Review: “Tall Girl” films unnecessarily highlight first-world problems


“Tall Girl 2” will premiere Feb. 11. Courtesy of Netflix. © 1997-2016 Netflix, Inc. All rights reserved.

Catherine Tepper, news correspondent

“You think your life is hard? I’m a high school junior wearing size 13 Nikes. Men’s size 13 Nikes. Beat that,” says Jodi, the protagonist of Netflix’s “Tall Girl.”

Jodi’s predicament is not uncommon. Struggling with body image is extremely familiar to most girls in today’s society, especially with the unrealistic beauty standards that social media constantly perpetuates. In theory, “Tall Girl” could have had real potential to dispel these beauty standards laid out by our patriarchal society, but in practice, it fell short.

The movie stars Ava Mitchell who plays Jodi, a white, cisgendered, heterosexual, conventionally attractive, intelligent, blonde girl from an upper-middle class family. Despite all these societal privileges, the movie centers around Jodi’s grand predicament of, you guessed it, being tall. 

For Jodi, her height isn’t just a minor insecurity about her physical appearance, something most viewers can relate to. Instead, it is an obsession that literally makes up her entire personality. The viewer learns almost nothing about Jodi as an individual, except that she occasionally reads books and that she used to play the piano. She no longer plays because she doesn’t want to give people another reason to look at her. Jodi’s debilitating insecurity over her height inhibited her from pursuing hobbies and forging defining personality traits. 

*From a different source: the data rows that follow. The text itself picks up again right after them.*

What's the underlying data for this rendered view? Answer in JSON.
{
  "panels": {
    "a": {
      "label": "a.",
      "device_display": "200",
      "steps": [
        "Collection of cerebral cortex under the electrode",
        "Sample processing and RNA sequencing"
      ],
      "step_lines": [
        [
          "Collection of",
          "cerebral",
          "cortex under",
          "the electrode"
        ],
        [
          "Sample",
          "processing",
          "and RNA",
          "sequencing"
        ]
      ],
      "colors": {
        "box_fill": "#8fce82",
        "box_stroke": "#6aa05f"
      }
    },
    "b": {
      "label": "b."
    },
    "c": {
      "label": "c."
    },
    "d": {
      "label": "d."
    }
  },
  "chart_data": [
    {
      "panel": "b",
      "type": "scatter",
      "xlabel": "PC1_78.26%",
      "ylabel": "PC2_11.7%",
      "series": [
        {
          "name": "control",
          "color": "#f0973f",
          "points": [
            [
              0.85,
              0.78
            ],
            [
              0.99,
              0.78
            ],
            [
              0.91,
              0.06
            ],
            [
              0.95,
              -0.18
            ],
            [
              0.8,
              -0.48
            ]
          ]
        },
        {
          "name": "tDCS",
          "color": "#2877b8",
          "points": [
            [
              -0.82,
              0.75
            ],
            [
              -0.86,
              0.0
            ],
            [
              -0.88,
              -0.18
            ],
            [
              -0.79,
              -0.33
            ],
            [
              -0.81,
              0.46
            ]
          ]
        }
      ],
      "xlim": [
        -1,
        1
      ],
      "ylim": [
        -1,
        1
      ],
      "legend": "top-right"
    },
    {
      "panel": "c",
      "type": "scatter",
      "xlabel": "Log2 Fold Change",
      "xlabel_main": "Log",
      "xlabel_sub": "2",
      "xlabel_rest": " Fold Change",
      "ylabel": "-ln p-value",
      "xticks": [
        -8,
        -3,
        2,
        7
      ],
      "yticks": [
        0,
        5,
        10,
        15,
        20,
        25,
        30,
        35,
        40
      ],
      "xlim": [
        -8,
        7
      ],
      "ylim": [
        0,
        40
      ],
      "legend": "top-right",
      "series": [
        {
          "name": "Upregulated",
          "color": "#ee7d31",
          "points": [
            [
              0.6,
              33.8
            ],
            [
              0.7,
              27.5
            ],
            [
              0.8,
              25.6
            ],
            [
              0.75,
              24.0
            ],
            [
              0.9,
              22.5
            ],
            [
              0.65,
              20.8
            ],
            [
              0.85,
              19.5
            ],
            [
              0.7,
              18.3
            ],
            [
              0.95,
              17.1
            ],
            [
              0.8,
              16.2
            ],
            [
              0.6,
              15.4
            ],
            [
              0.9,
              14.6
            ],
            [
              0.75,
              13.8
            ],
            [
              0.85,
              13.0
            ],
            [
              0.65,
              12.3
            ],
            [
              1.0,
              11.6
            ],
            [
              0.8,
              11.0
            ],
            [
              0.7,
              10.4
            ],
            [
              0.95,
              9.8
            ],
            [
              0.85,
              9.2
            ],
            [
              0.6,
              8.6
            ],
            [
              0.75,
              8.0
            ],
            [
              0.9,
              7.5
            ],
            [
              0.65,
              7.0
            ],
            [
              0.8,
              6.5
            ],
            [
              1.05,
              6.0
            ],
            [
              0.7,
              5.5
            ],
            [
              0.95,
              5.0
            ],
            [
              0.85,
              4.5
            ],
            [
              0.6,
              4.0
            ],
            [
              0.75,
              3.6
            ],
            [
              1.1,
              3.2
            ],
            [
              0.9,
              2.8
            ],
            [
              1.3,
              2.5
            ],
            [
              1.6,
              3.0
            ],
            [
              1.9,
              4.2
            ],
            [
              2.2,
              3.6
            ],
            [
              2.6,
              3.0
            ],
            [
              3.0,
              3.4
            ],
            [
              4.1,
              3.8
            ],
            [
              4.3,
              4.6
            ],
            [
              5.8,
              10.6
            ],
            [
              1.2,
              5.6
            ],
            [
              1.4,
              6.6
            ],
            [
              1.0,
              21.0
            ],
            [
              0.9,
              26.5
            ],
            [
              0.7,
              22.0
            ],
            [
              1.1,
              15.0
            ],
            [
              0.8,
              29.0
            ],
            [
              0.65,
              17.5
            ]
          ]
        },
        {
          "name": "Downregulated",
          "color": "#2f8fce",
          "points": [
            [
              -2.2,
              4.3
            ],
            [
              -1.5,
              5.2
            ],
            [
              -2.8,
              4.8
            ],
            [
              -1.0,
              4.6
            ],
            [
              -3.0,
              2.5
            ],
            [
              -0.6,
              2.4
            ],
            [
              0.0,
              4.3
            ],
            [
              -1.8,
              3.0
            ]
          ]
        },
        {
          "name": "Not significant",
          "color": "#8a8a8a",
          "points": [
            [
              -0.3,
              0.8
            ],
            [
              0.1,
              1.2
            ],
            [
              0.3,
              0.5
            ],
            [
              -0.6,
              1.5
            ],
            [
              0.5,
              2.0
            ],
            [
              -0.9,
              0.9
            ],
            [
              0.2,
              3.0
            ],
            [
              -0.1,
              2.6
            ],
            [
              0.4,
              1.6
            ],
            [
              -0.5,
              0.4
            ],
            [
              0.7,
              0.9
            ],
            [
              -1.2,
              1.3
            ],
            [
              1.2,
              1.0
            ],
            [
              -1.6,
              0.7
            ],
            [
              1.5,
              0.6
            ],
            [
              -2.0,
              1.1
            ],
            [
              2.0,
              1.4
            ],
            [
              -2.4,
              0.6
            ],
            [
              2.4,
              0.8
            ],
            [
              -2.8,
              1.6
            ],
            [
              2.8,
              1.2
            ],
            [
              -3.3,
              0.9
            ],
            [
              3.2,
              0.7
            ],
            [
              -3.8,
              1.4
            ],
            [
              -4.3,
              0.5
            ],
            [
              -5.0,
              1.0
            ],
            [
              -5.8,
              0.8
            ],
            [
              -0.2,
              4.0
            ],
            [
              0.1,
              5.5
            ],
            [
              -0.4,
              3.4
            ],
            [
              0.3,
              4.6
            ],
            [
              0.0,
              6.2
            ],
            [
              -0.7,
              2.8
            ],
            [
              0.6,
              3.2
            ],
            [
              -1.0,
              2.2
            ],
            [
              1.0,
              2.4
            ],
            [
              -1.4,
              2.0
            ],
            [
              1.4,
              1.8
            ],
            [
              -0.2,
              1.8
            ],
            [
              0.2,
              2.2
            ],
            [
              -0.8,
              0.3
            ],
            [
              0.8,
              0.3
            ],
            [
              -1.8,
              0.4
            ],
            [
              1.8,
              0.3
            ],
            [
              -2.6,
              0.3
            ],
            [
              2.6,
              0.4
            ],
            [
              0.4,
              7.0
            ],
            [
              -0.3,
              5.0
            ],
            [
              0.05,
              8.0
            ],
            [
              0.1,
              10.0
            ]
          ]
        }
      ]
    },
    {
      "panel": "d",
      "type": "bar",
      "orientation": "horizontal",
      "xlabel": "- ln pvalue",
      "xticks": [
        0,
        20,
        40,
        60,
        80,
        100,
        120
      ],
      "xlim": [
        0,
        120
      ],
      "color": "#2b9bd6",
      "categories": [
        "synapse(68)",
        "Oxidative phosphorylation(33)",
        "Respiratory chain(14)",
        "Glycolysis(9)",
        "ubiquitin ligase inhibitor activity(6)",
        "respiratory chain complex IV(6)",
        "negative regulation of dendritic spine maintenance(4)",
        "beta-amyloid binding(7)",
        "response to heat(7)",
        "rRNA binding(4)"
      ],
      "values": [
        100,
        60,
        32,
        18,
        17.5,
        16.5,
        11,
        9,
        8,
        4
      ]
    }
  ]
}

Jodi’s only major challenge in life, as far as the audience knows, is her height. But it never actually causes her to face legitimate problems. Aside from some low-grade teasing from her classmates, Jodi’s hurdles and character development throughout the film are underwhelming. 

Her insecurity about her height does not lead her to overcoming adversity, even though she claims she does. In reality, Jodi has a very fortunate life, and her overzealous insecurity about being taller than average obstructs the character’s ability to recognize her own privilege: She does not struggle to pay for what she needs, she gets a good education, she has a supportive family, kind friends and will very likely go on to live a nice, cushioned life.

Overall, the film screams first-world problems. Not only are Jodi’s problems trivial, but the problems of those around her are trivial as well. Her sister’s biggest challenge in life are her allergies and Jodi’s friend, Jack Dunkleman, spends the film butting heads with a foreign exchange student staying at his home. 

While watching a film that harps on the inconsequential problems of privileged teenagers might be a fun distraction for an hour and half, in reality, the production makes a mockery of people who face tangible problems on an everyday basis for the way they present or identify themselves. At the end of the day, people like Jodi have an upperhand in the real world, and trying to pretend that Jodi faces true societal backlash just for being tall is simply misleading.

Netflix’s decision to release a sequel to the original “Tall Girl” film, places salience on the comparatively minute struggles of privileged members of society. Meanwhile, viewers can see that Jodi’s best friend, Fareeda, who is portrayed as a stereotypical sassy Black side-kick and best friend, likely struggles much more than Jodi as a Black woman in New Orleans. Several times throughout the movie, Fareeda even says that she has her own problems and struggles, but they are overshadowed by Jodi’s insecurity about her height. 

Being a certain race has the potential to limit one’s opportunities in education, housing, financial well-being, careers and general quality of life. But instead of exploring these real experiences of ostracization, the films highlight the teasing that Jodi faces at school for being six feet and one inch tall.

So why would Netflix decide to bring back its character with one of the worst persecution complexes viewers have ever seen? One word: profit. 

“Tall Girl” became infamous for its bad writing and ridiculous premise, but it still got a ton of attention. And instead of using its money to make a film about legitimately marginalized people with real problems, Netflix chose to waste it on making a sequel that will draw in the bad-movie addicts once again. 

With “Tall Girl 2” set to premiere Feb. 11, the trailer reveals that Netflix is seemingly riding on the wave of the preceding film’s terrible acting and absurd topic to draw in money instead of  bothering to redeem itself from the dumpster-fire original.